The service, which is available at any hour, is not cheap, said Wylie. Sponsors and CROs pay by the unit, or visit, which can increase their per-patient cost. But because recruitment and retention speed up and improve, the service can bring down the overall cost of a trial by 15% to 20%, he said.
So why aren’t sponsors and CROs leaping at it? Because they are slow to change, said Wylie. “It’s a new idea. The whole sector is always trying to innovate, but pharma companies are conservative by nature. Innovation can be hard to stimulate.”
Nikki Norris, CEO of Clinical Resource Network, which has offered much the same service since 2003, said she attends conference after conference talking about the concept, and though many of the top 10 CROs and sponsors use her services, huge swaths of the industry still aren’t aware of it. Much of that has to do with how the industry is divided into separate silos, she said.

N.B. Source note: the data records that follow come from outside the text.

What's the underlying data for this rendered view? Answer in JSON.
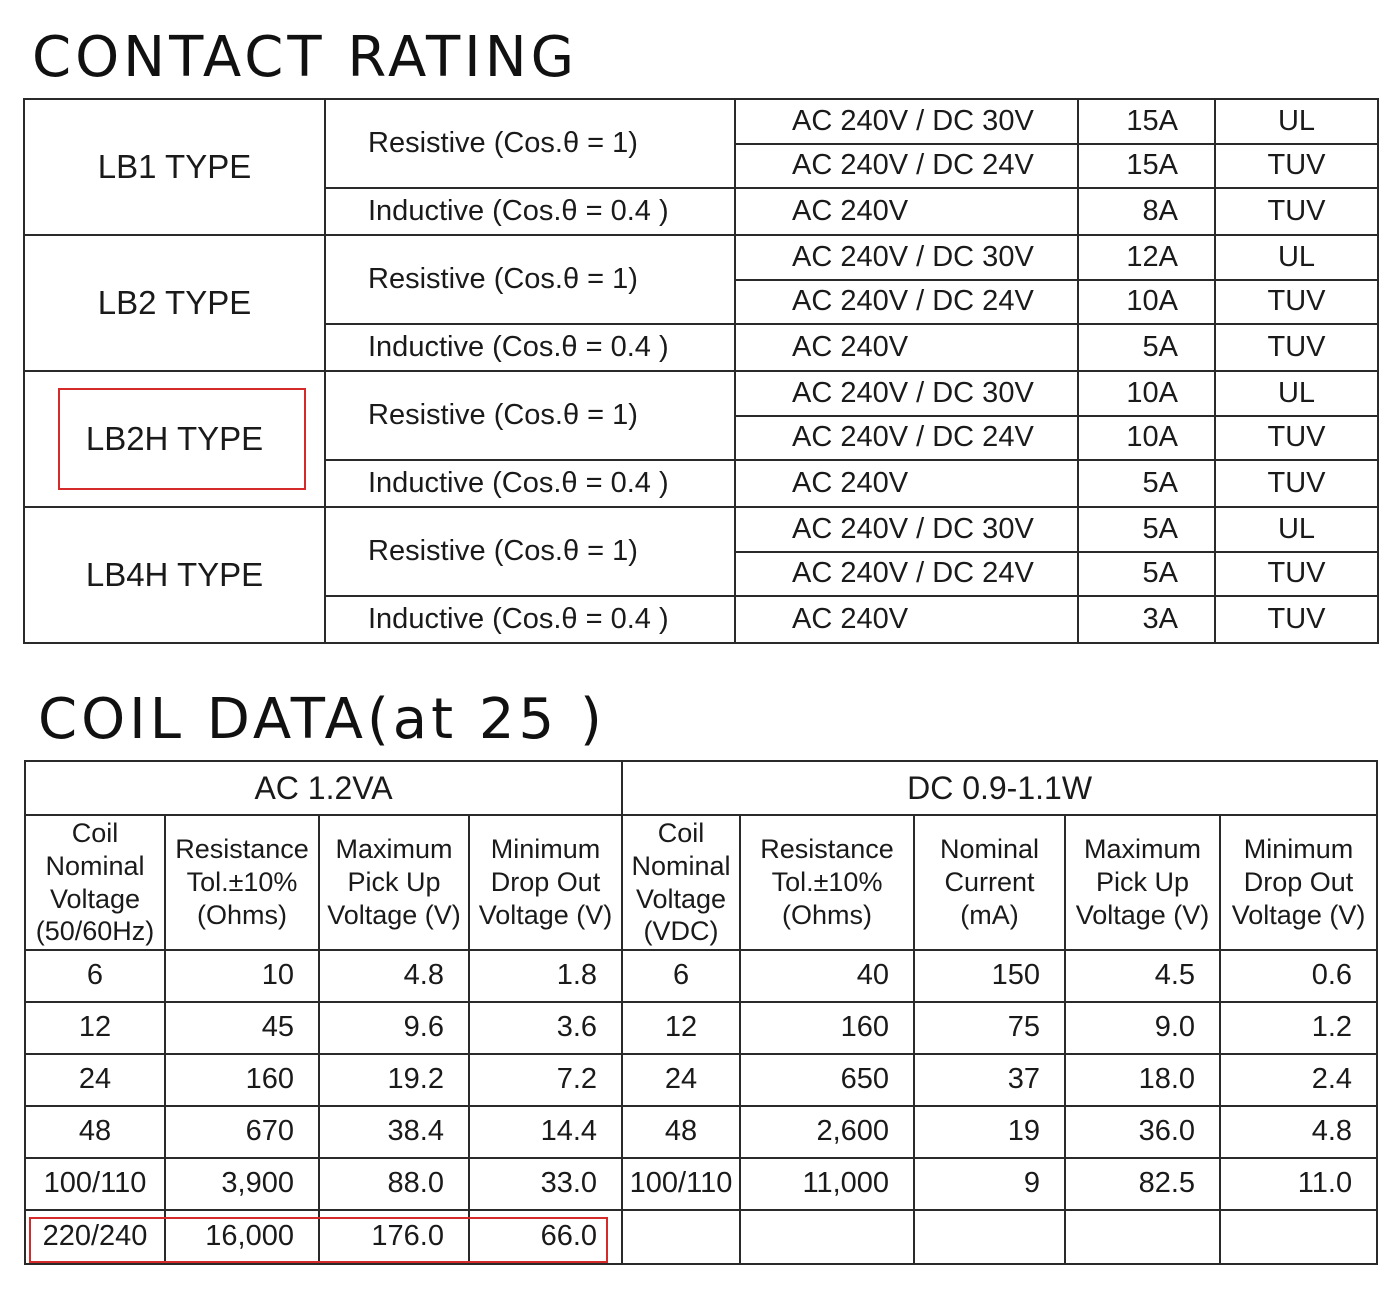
{
  "contact_rating": {
    "title": "CONTACT RATING",
    "groups": [
      {
        "type": "LB1 TYPE",
        "resistive_label": "Resistive (Cos.θ = 1)",
        "inductive_label": "Inductive (Cos.θ = 0.4 )",
        "rows": [
          {
            "voltage": "AC 240V / DC 30V",
            "current": "15A",
            "cert": "UL"
          },
          {
            "voltage": "AC 240V / DC 24V",
            "current": "15A",
            "cert": "TUV"
          },
          {
            "voltage": "AC 240V",
            "current": "8A",
            "cert": "TUV"
          }
        ]
      },
      {
        "type": "LB2 TYPE",
        "resistive_label": "Resistive (Cos.θ = 1)",
        "inductive_label": "Inductive (Cos.θ = 0.4 )",
        "rows": [
          {
            "voltage": "AC 240V / DC 30V",
            "current": "12A",
            "cert": "UL"
          },
          {
            "voltage": "AC 240V / DC 24V",
            "current": "10A",
            "cert": "TUV"
          },
          {
            "voltage": "AC 240V",
            "current": "5A",
            "cert": "TUV"
          }
        ]
      },
      {
        "type": "LB2H TYPE",
        "resistive_label": "Resistive (Cos.θ = 1)",
        "inductive_label": "Inductive (Cos.θ = 0.4 )",
        "rows": [
          {
            "voltage": "AC 240V / DC 30V",
            "current": "10A",
            "cert": "UL"
          },
          {
            "voltage": "AC 240V / DC 24V",
            "current": "10A",
            "cert": "TUV"
          },
          {
            "voltage": "AC 240V",
            "current": "5A",
            "cert": "TUV"
          }
        ]
      },
      {
        "type": "LB4H TYPE",
        "resistive_label": "Resistive (Cos.θ = 1)",
        "inductive_label": "Inductive (Cos.θ = 0.4 )",
        "rows": [
          {
            "voltage": "AC 240V / DC 30V",
            "current": "5A",
            "cert": "UL"
          },
          {
            "voltage": "AC 240V / DC 24V",
            "current": "5A",
            "cert": "TUV"
          },
          {
            "voltage": "AC 240V",
            "current": "3A",
            "cert": "TUV"
          }
        ]
      }
    ]
  },
  "coil_data": {
    "title": "COIL DATA(at 25 )",
    "ac_group": "AC  1.2VA",
    "dc_group": "DC  0.9-1.1W",
    "ac_headers": [
      [
        "Coil",
        "Nominal",
        "Voltage",
        "(50/60Hz)"
      ],
      [
        "Resistance",
        "Tol.±10%",
        "(Ohms)"
      ],
      [
        "Maximum",
        "Pick Up",
        "Voltage (V)"
      ],
      [
        "Minimum",
        "Drop Out",
        "Voltage (V)"
      ]
    ],
    "dc_headers": [
      [
        "Coil",
        "Nominal",
        "Voltage",
        "(VDC)"
      ],
      [
        "Resistance",
        "Tol.±10%",
        "(Ohms)"
      ],
      [
        "Nominal",
        "Current",
        "(mA)"
      ],
      [
        "Maximum",
        "Pick Up",
        "Voltage (V)"
      ],
      [
        "Minimum",
        "Drop Out",
        "Voltage (V)"
      ]
    ],
    "ac_rows": [
      [
        "6",
        "10",
        "4.8",
        "1.8"
      ],
      [
        "12",
        "45",
        "9.6",
        "3.6"
      ],
      [
        "24",
        "160",
        "19.2",
        "7.2"
      ],
      [
        "48",
        "670",
        "38.4",
        "14.4"
      ],
      [
        "100/110",
        "3,900",
        "88.0",
        "33.0"
      ],
      [
        "220/240",
        "16,000",
        "176.0",
        "66.0"
      ]
    ],
    "dc_rows": [
      [
        "6",
        "40",
        "150",
        "4.5",
        "0.6"
      ],
      [
        "12",
        "160",
        "75",
        "9.0",
        "1.2"
      ],
      [
        "24",
        "650",
        "37",
        "18.0",
        "2.4"
      ],
      [
        "48",
        "2,600",
        "19",
        "36.0",
        "4.8"
      ],
      [
        "100/110",
        "11,000",
        "9",
        "82.5",
        "11.0"
      ],
      [
        "",
        "",
        "",
        "",
        ""
      ]
    ]
  },
  "colors": {
    "highlight": "#d42a2a",
    "border": "#2a2a2a",
    "text": "#1a1a1a"
  }
}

“A drug sponsor may use it in one therapeutic area, but the rest of the company may not know it exists,” said Norris.
But Wylie said something of a perfect storm may force such changes soon. “As more biotechs come along with complicated projects and the economy continues to squeeze pharmaceutical companies’ R&D budgets, everyone’s looking for ways cut costs while improving recruitment and retention,” he said. “This may be what they look to.”
“This is a developing market that could just grow and grow,” he added. “I really don’t see it having any sort of cap. Almost any trial will speed up if you can get your arms around it sufficiently by having enough patients.”